Hi,
I'm new to all this and I'm not sure I even understand I know whats going on! iv just discovered my husband is betting large amounts of money on a daily basis. We are not in debt because of it, but I'm worried
1-he's lying and we are in debt,
2- if we're not it will get to that stage.
I don't even know where I start. I knew he always put bets on various sports but I never had a clue it was daily and of this amount. I don't understand how to bet, or anything about it. it all seems to be online. Im also worried that there are more accounts than I have found. I ofcourse want to support him through, but he doesn't even want to admit there is a problem. without that, what can I do? He says he never bets more than he can afford. Between us we have a high income, but surly that's not the point? I don't want it to escalate to an unmanageable point and I hate that I know he's lying to me.
We have 2 children and I don't want them to be effected by this in anyway.
without going into details, my life has been effected too much already by addictions and iv lost loved ones. im worried this is going to end the same way. My husband thinks because it's not effecting his physical health it's 'nothing to worry about' and 'not the same'.
This has all happened today and I'm totally confused I don't know where to turn. I just want to curl up and cry.
Hi Lucy & welcome to the forum 🙂 I'm so sorry to hear what addiction has already taken from you & wish I had some words of comfort but from what you have written, you know this absolutely is the same & is something to worry about!
Why not pick up the phone & have a chat with GamCare, they will be a friendly ear for your tears & can offer you a wealth of support! Is there a GamAnon meeting near you that you can get to? Other people in your situation may be able to offer comfort & direction. Do you have family members or loved ones you can talk to? You are going to need support here if you are feeling this sad because you have to put a brave face on for your children.
I don't want to scare you or upset you more but this addiction is progressive & harmful & your husband is in denial. You will need to check both of your credit history reports (to see if you are already in debt to know where you stand) then figure out how to best protect you & your children because you are absolutely right, left unchecked it doesn't matter where you are now financially, it will deteriorate.
This is obviously a huge shock & will take you time to process but you will have to decide what you can tolerate & draw boundaries. It's going to sound crazy but you need to figure out a way to take care of you - ODAAT
Thankyou for taking the time to comment. I have changed my online banking passwords and I think I will open a new account which he will not know of. The children have savings but we cannot access them until they are 18, so that can't be touched.
Im still in shock at what I found and almost feel I have been cheated on. We are so close in every way so for him to keep this from me proves there is a problem. Im not ready to give up on him yet but...

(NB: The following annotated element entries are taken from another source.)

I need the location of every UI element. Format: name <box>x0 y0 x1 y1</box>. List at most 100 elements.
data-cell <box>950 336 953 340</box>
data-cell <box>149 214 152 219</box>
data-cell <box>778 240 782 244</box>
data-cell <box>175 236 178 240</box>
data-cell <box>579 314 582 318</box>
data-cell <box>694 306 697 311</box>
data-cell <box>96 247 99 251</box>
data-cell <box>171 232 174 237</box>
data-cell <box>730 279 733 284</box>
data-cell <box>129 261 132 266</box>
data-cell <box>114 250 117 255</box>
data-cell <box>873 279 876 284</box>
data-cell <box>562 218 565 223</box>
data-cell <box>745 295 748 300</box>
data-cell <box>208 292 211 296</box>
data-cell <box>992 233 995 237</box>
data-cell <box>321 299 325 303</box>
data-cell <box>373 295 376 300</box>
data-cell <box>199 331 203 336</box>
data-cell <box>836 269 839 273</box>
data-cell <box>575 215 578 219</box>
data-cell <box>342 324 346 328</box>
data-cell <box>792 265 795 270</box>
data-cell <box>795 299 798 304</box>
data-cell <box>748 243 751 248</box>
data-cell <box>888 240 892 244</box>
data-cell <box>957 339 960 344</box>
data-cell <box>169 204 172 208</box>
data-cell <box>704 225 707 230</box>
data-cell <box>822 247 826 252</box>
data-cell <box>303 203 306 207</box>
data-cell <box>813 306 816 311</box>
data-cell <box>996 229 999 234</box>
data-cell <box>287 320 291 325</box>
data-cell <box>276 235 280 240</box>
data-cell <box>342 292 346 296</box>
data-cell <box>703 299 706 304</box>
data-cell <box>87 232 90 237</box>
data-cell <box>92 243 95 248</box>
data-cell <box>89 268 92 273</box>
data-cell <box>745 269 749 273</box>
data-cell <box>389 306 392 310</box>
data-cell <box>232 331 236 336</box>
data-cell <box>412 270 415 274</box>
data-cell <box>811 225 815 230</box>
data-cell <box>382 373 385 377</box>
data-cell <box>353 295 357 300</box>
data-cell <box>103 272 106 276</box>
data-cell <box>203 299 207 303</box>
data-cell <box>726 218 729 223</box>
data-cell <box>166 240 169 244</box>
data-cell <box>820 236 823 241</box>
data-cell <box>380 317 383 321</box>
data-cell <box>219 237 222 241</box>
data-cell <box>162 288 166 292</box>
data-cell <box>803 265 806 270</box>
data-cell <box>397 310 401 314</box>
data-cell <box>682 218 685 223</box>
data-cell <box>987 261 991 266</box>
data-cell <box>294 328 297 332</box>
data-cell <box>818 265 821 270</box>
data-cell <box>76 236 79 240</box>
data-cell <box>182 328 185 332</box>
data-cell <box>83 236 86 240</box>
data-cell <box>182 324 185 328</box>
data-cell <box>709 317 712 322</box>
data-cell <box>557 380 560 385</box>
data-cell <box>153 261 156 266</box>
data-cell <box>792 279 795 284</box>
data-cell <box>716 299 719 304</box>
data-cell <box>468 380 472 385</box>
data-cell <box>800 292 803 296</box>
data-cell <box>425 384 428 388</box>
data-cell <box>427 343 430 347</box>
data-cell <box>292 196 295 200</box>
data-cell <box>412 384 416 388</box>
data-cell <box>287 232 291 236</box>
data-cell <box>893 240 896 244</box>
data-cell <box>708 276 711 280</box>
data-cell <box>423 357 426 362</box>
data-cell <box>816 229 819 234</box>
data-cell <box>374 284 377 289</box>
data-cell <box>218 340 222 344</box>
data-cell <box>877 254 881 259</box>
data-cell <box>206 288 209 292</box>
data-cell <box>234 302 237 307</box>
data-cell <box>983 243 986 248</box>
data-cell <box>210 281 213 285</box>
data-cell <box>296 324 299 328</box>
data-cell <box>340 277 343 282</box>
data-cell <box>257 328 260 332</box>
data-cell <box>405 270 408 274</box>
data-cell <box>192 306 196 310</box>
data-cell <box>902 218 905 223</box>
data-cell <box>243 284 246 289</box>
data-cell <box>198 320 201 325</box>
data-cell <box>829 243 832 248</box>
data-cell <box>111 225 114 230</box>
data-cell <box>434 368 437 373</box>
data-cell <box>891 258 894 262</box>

Fool me once shame on me, fool me twice, Shame on you.
Im strong enough to know when enough is enough and walk away to protect me and our children.
Im sure this won't be the last time I look for support, thanks again for taking the time to reply 🙂
Hi, Lucy,
My sympathies, it's horrible. All I wanted to do at the beginning was cry or go to sleep.
ODAAT and HL have already given you sound advice. I think that you need two key things to cope: targeted support for you and accurate information about the addiction. I had neither first time round, which is why this is second time round.
There are a lot of stories on the forum, both sides, read as much as you can, particularly about the CG behaviour. If you can recognise when the addiction is talking to you rather than him, you will know that it's the addiction talking instead of believing it. The helpline is a phone call away and if you can get a babysitter and get to GamAnon meetings, it would be worth the effort. Their literature is very good. If GC offer counselling, take it up. Get as much support from as many places as possible.
I told whoever needed to know, he didn't like it but this is an addiction that thrives on secrecy. I told my children but they're a bit older. The school may need to know to help support the children? His family and yours need to know, as does anyone else who might be seen as a source of cash. It can happen that a lot of family members or friends actually do know but are all persuaded to keep quiet to protect you or each other. And I told a few friends to get support for me. Apart from all that lot, there's no need to denounce him on social media!
I would echo the advice re credit reports, get in your name and his from all three credit reference agencies. You can't trust him in financial terms, don't rely on what he says, rely on what's in bank statements, credit reports and other financial documents. And my experience was that financial secrecy from him equalled continued gambling.
It can get overwhelming, look after yourself.